全日本きもの研究会 ゆうきくんの言いたい放題
Ⅶ-50 着物の処分・箪笥の整理(その8)
さて、それでも息子さんは、「着ない」「いらない」だとしたら。捨てるには忍びない黒紋付を役立ててもらう次の様な方法もある。
実は黒紋付を欲しがっている人達がいる。例えば弓道家である。弓道では正式な試合では黒紋付を着る。本当の弓道家は自前の黒紋付を持っている。しかし、その手前と言っては失礼だが、若い弓道家、ずばり大学の弓道部員である。
大学の弓道部員の中には自前の黒紋付を持っている人もいるけれども、ほとんどの学生にとって塩瀬羽二重の黒紋付など高根の花である。安い紬の古着などを買ってきて着ているらしい。
一度、大学の弓道部員が黒紋付を欲しがっていると言うので紹介したことがある。大変喜ばれた。必要であれば張紋をして家紋にしてあげようと言ったが、それも必要なかった。とにかく黒紋付を着るのにあこがれているようだった。
もう一人、黒紋付を着る人がいる。落語家である。最近の落語家は、笑点のような派手なパステル調の色紋付を着る人が多い。しかし、元々は「高座は黒紋付」と決まっていたと言う話を聞いたことがある。高座での黒紋付は威厳があって噺家に相応しい。
大学の落研では、今時の派手な色紋付など誂える人はいない。

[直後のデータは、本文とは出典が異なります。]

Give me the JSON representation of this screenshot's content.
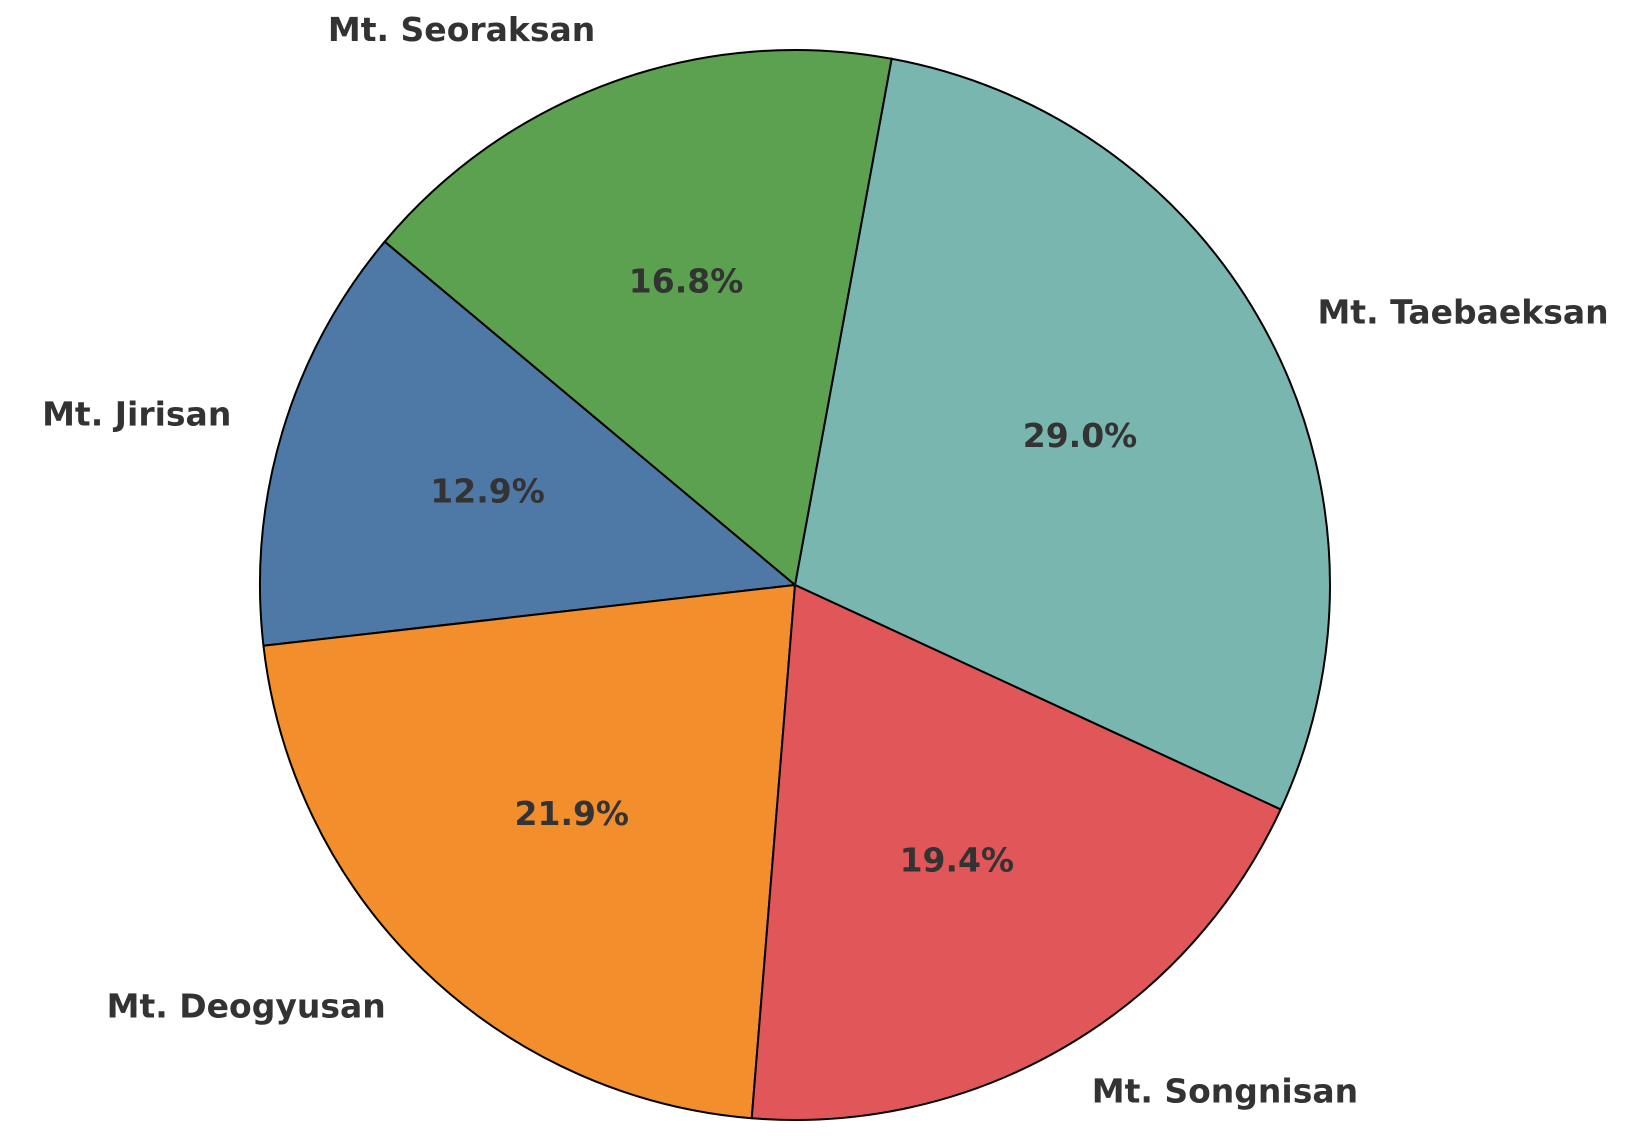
{
  "chart_data": {
    "type": "pie",
    "categories": [
      "Mt. Taebaeksan",
      "Mt. Seoraksan",
      "Mt. Jirisan",
      "Mt. Deogyusan",
      "Mt. Songnisan"
    ],
    "values": [
      29.0,
      16.8,
      12.9,
      21.9,
      19.4
    ],
    "value_labels": [
      "29.0%",
      "16.8%",
      "12.9%",
      "21.9%",
      "19.4%"
    ],
    "colors": [
      "#7ab6b0",
      "#5ba150",
      "#4e79a6",
      "#f28e2c",
      "#e15759"
    ]
  }
}
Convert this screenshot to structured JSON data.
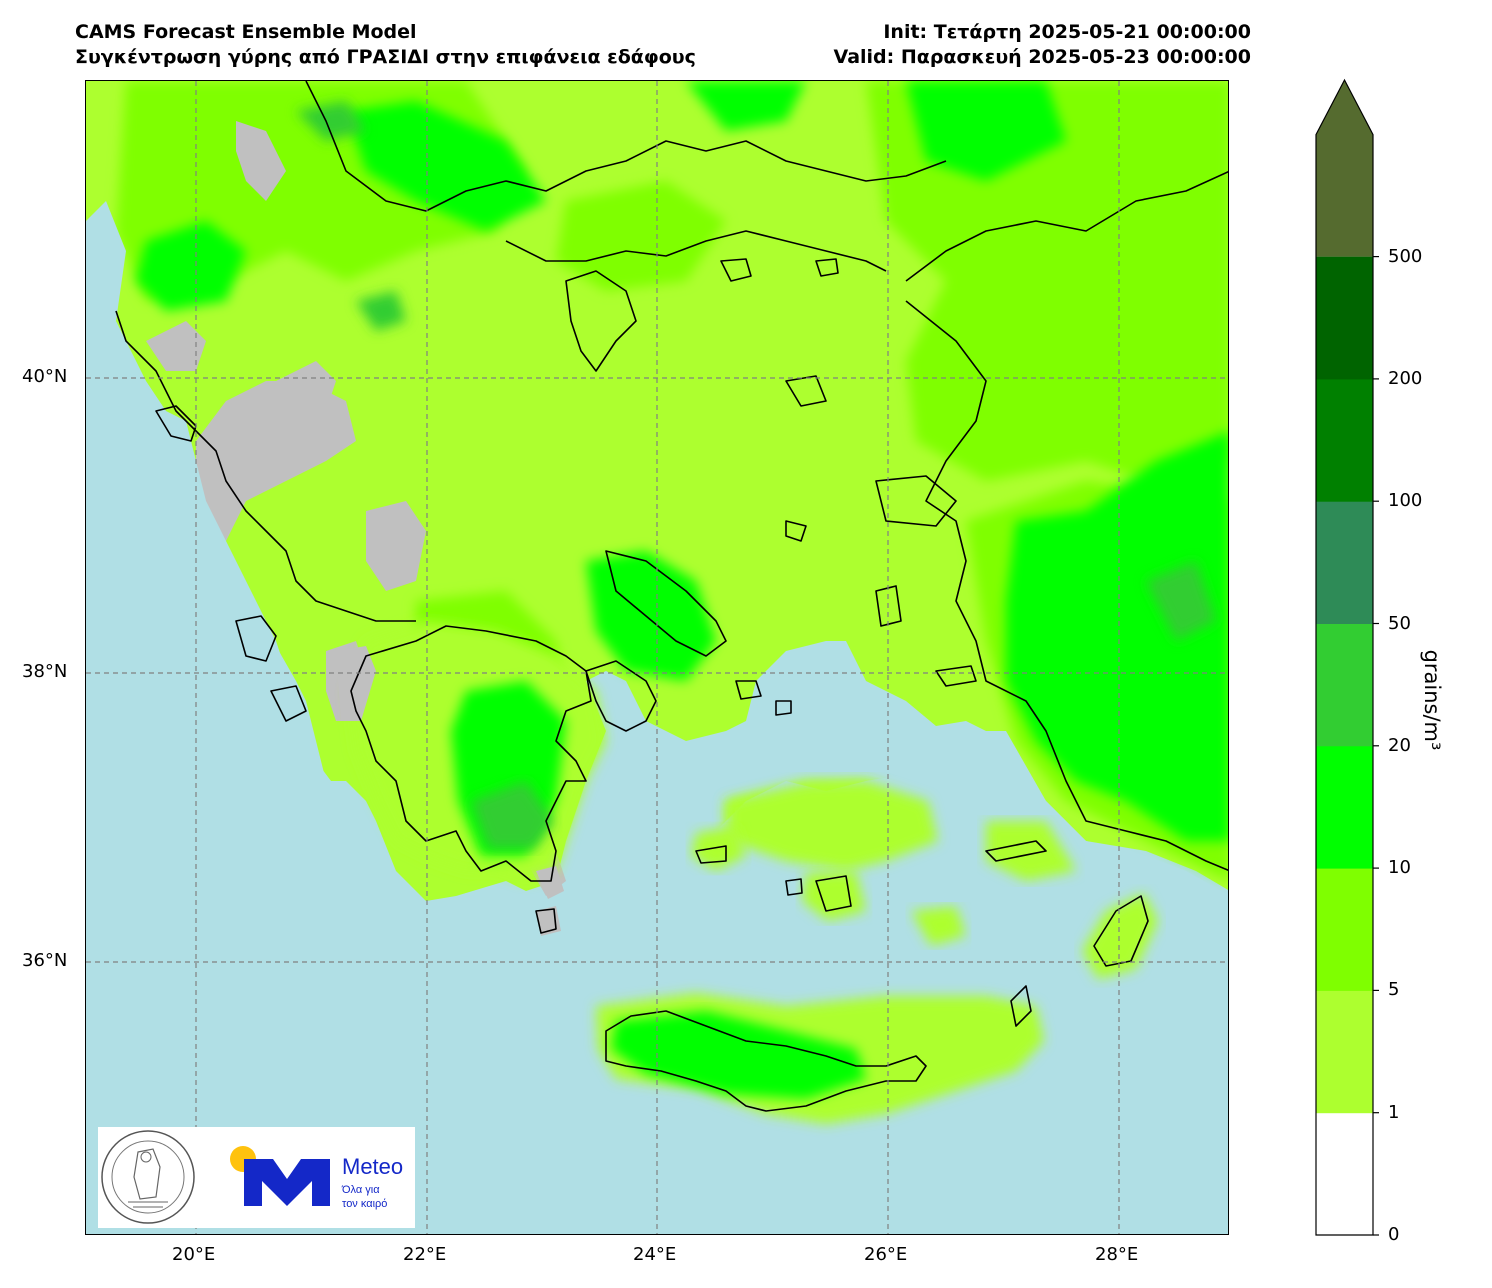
{
  "header": {
    "title_left_1": "CAMS Forecast Ensemble Model",
    "title_left_2": "Συγκέντρωση γύρης από ΓΡΑΣΙΔΙ στην επιφάνεια εδάφους",
    "title_right_1": "Init: Τετάρτη 2025-05-21 00:00:00",
    "title_right_2": "Valid: Παρασκευή 2025-05-23 00:00:00"
  },
  "map": {
    "lat_labels": [
      "40°N",
      "38°N",
      "36°N"
    ],
    "lon_labels": [
      "20°E",
      "22°E",
      "24°E",
      "26°E",
      "28°E"
    ],
    "colors": {
      "sea": "#b0dfe5",
      "no_data_land": "#c0c0c0",
      "grid": "#808080",
      "coast": "#000000"
    }
  },
  "colorbar": {
    "unit": "grains/m³",
    "ticks": [
      "0",
      "1",
      "5",
      "10",
      "20",
      "50",
      "100",
      "200",
      "500"
    ],
    "levels": [
      {
        "range": "0-1",
        "color": "#ffffff"
      },
      {
        "range": "1-5",
        "color": "#adff2f"
      },
      {
        "range": "5-10",
        "color": "#7fff00"
      },
      {
        "range": "10-20",
        "color": "#00ff00"
      },
      {
        "range": "20-50",
        "color": "#32cd32"
      },
      {
        "range": "50-100",
        "color": "#2e8b57"
      },
      {
        "range": "100-200",
        "color": "#008000"
      },
      {
        "range": "200-500",
        "color": "#006400"
      },
      {
        "range": ">500",
        "color": "#556b2f"
      }
    ]
  },
  "logos": {
    "observatory_seal": "NATIONAL OBSERVATORY OF ATHENS",
    "meteo_name": "Meteo",
    "meteo_tagline_1": "Όλα για",
    "meteo_tagline_2": "τον καιρό",
    "meteo_brand_color": "#1428c8",
    "meteo_sun_color": "#ffc20e"
  }
}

古着屋に行っても得られないだろう。そう言った人達に黒紋付を提供しては如何だろうか。
謡曲をなさる方も黒紋付を着る。ただし、謡曲をなさる方は、そこそこの身分の方が多く、格式を重んじ自前の紋付を着ているので余り需要はないかもしれない。
もう一人、変わった所では、演劇集団がある。私の店に時々顔を出す若い演劇集団のメンバーがいる。殺陣を行う時代物の演劇を得意としている。どんな演劇でも衣装を準備するのに苦労するらしい。武士の黒紋付姿を演じるのに来てもらおうと話をしたらとても喜んでくれた。舞台衣装に立派な塩瀬羽二重の紋付はもったいないように思えるが、着てくれる主人のない黒紋付にとっては本望ではなかろうか。
黒紋付の処分方法をあれこれと並べてしまったが、本当は家のシンボルとして残していただきたいのが本音である。
日本男児の黒紋付羽織袴姿は、是非とも残していただきたい日本の文化である。もう一度箪笥を開いて、黒紋付が出て来たならば考えていただきたいのである。